Zuments v. Baltimore & Ohio Rd.

Per Curiam.

Plaintiff’s decedent, Dr. Nikolajs Zu-ments, was killed in a grade-crossing collision on February 5, 1965, while driving north on state route No. 69 in Wood County. Defendant’s employees were operating two engines in a southwesterly direction along a single railroad track at the crossing of the railroad tracks and route No. 69. The motor vehicle and the front engine collided, causing plaintiff’s decedent’s death. The case was tried to a jury in the Common Pleas Court. The jury returned a verdict for plaintiff and judgment was entered upon the verdict. Two members of the Court of Appeals reversed the jury’s verdict and entered final judgment for the defendant.

The concurring members of the Court of Appeals found that, as a matter of law, plaintiff’s decedent failed to effectively look and listen for approaching trains as he entered the crossing, and that the decedent’s conduct was the proximate cause of the collision.

This appeal was admitted for review upon the allowance of a motion by this court to certify the record, primarily on the question raised by appellant whether the *72judgment of the Court of Appeals was one involving the weight of the evidence and thus requiring a unanimous concurrence of all three members of the Court of Appeals who heard the case.

The driver of a motor vehicle about to pass over a railroad grade crossing on a public highway is required both to look and to listen for approaching trains, and the looking and listening must be at such time and place and in such manner as to be effective for that purpose. Where the un-controvertible physical facts demonstrate that plaintiff’s decedent did not so do, then such failure on his part was a proximate cause of the collision as a matter of law. North v. Pennsylvania Rd. Co. (1967), 9 Ohio St. 2d 169; Boles v. Baltimore & Ohio Rd. Co. (1959), 168 Ohio St. 551.

We conclude that the Court of Appeals properly found that the decedent was negligent as a matter of law and that such negligence was a proximate cause of the collision. Thus, the Court of Appeals reversal was not on the weight of the evidence and therefore the constitutional provision (Section 3[B], Article IV), that the Court of Appeals can reverse judgments on the weight of the evidence only by a concurrence of all three members of the court, is not applicable.

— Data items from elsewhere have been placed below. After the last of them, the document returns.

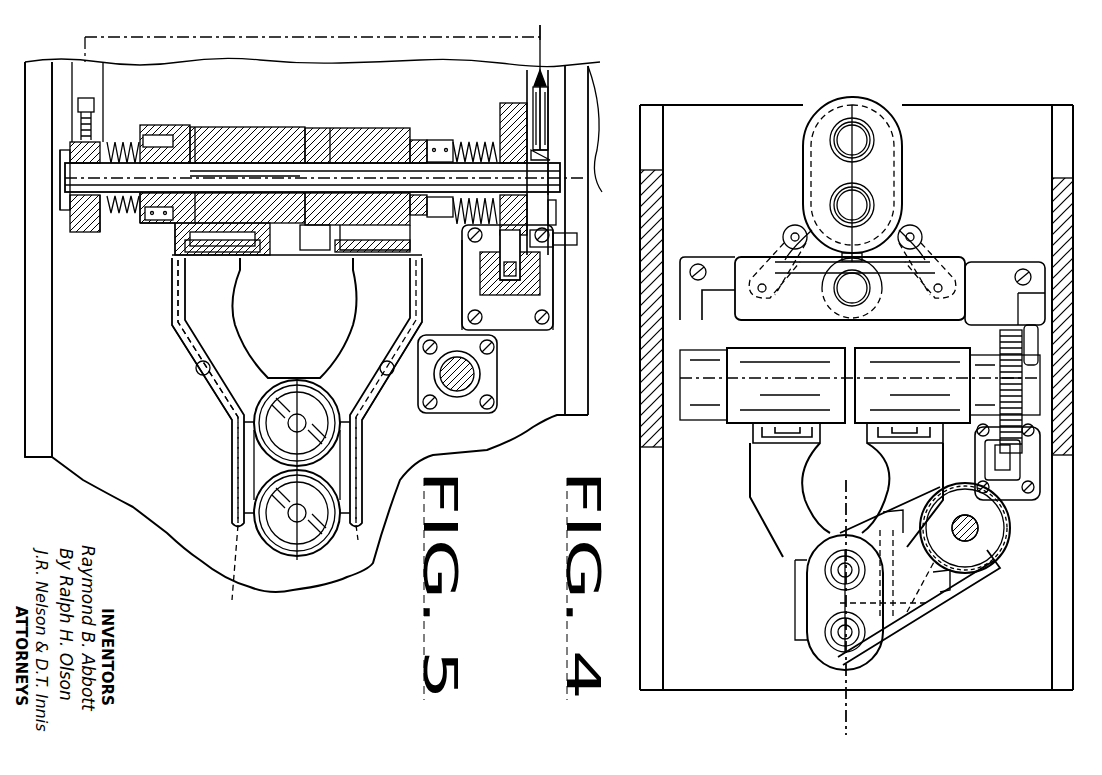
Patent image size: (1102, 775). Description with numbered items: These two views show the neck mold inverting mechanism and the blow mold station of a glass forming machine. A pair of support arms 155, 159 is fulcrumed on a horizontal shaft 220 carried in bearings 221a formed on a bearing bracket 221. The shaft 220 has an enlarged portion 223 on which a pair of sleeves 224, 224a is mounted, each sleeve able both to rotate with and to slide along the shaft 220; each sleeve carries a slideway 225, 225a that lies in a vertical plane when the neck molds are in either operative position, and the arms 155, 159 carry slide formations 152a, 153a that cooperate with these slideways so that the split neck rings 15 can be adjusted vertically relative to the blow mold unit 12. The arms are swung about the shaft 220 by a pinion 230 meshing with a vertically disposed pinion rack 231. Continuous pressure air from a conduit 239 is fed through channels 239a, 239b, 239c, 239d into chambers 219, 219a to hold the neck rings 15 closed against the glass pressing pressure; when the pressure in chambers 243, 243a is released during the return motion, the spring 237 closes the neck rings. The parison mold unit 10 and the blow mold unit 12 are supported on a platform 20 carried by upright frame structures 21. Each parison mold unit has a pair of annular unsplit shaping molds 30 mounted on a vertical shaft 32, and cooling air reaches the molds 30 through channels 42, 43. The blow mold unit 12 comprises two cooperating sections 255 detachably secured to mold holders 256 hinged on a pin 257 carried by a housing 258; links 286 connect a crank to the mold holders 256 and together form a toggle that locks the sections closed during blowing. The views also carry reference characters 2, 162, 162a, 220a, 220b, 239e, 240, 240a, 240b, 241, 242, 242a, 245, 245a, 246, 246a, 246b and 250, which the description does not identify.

In FIG. 4, the section line 2- 2 is at (872, 498).
In FIG. 5, the parison mold unit 10 is at (542, 82).
In FIG. 4, the parison mold unit 10 is at (890, 655).
In FIG. 4, the blow mold unit 12 is at (913, 160).
In FIG. 5, the split neck ring 15 is at (300, 528).
In FIG. 5, the platform 20 is at (545, 392).
In FIG. 4, the platform 20 is at (1022, 664).
In FIG. 5, the upright frame structure 21 is at (52, 395).
In FIG. 4, the upright frame structure 21 is at (640, 447).
In FIG. 4, the annular unsplit shaping mold 30 is at (825, 632).
In FIG. 4, the vertical shaft 32 is at (980, 535).
In FIG. 4, the channel 42 is at (975, 575).
In FIG. 4, the channel 43 is at (915, 625).
In FIG. 5, the slide formation 152a is at (445, 337).
In FIG. 5, the slide formation 153a is at (172, 256).
In FIG. 5, the support arm 155 is at (392, 352).
In FIG. 4, the support arm 155 is at (925, 485).
In FIG. 5, the support arm 159 is at (202, 349).
In FIG. 4, the support arm 159 is at (785, 490).
In FIG. 5, the right yoke block 162 is at (345, 252).
In FIG. 5, the left yoke block 162a is at (270, 235).
In FIG. 5, the chamber 219 is at (462, 250).
In FIG. 5, the chamber 219a is at (130, 225).
In FIG. 5, the shaft 220 is at (70, 212).
In FIG. 5, the end flange right 220a is at (556, 180).
In FIG. 5, the flange lower portion 220b is at (100, 235).
In FIG. 5, the bearing bracket 221 is at (45, 235).
In FIG. 4, the bearing bracket 221 is at (716, 262).
In FIG. 5, the bearing 221a is at (575, 110).
In FIG. 4, the bearing 221a is at (686, 415).
In FIG. 5, the enlarged portion 223 is at (260, 128).
In FIG. 5, the sleeve 224 is at (372, 130).
In FIG. 5, the sleeve 224a is at (232, 129).
In FIG. 5, the slideway 225 is at (353, 262).
In FIG. 5, the slideway 225a is at (245, 256).
In FIG. 5, the pinion 230 is at (508, 128).
In FIG. 5, the pinion rack 231 is at (553, 280).
In FIG. 5, the spring 237 is at (476, 142).
In FIG. 5, the conduit 239 is at (540, 30).
In FIG. 5, the channel 239a is at (533, 105).
In FIG. 5, the channel 239b is at (103, 100).
In FIG. 5, the channel 239c is at (60, 150).
In FIG. 5, the channel 239d is at (118, 142).
In FIG. 5, the screws 239e is at (80, 105).
In FIG. 5, the lock nut 240 is at (553, 240).
In FIG. 5, the bolt shank 240a is at (577, 236).
In FIG. 5, the bolt washer 240b is at (556, 212).
In FIG. 5, the collar 241 is at (362, 180).
In FIG. 5, the right pivot arm 242 is at (420, 280).
In FIG. 5, the left pivot arm 242a is at (195, 270).
In FIG. 5, the chamber 243 is at (420, 140).
In FIG. 5, the chamber 243a is at (175, 136).
In FIG. 5, the bracket wall 245 is at (462, 292).
In FIG. 5, the bracket wall left 245a is at (150, 225).
In FIG. 5, the arm upper portion 246 is at (185, 345).
In FIG. 5, the arm lower portion 246a is at (232, 432).
In FIG. 5, the arm end 246b is at (297, 580).
In FIG. 5, the pivot pin 250 is at (198, 375).
In FIG. 4, the blow mold section 255 is at (858, 92).
In FIG. 4, the mold holder 256 is at (815, 125).
In FIG. 4, the pin 257 is at (870, 300).
In FIG. 4, the housing 258 is at (938, 262).
In FIG. 4, the link 286 is at (784, 240).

A review of the entire record indicates that reasonable minds, by the proper application of the law governing this case, could come to only one conclusion, and that conclusion is adverse to plaintiff’s claim. Hamden Lodge v. Ohio Fuel Gas Co. (1934), 127 Ohio St. 469.

The judgment of the Court of Appeals is affirmed.

Judgment affirmed.

O’Neill, C. J., Schneider, Herbert, Duncan, Corrigan, Stern and Leach, JJ., concur.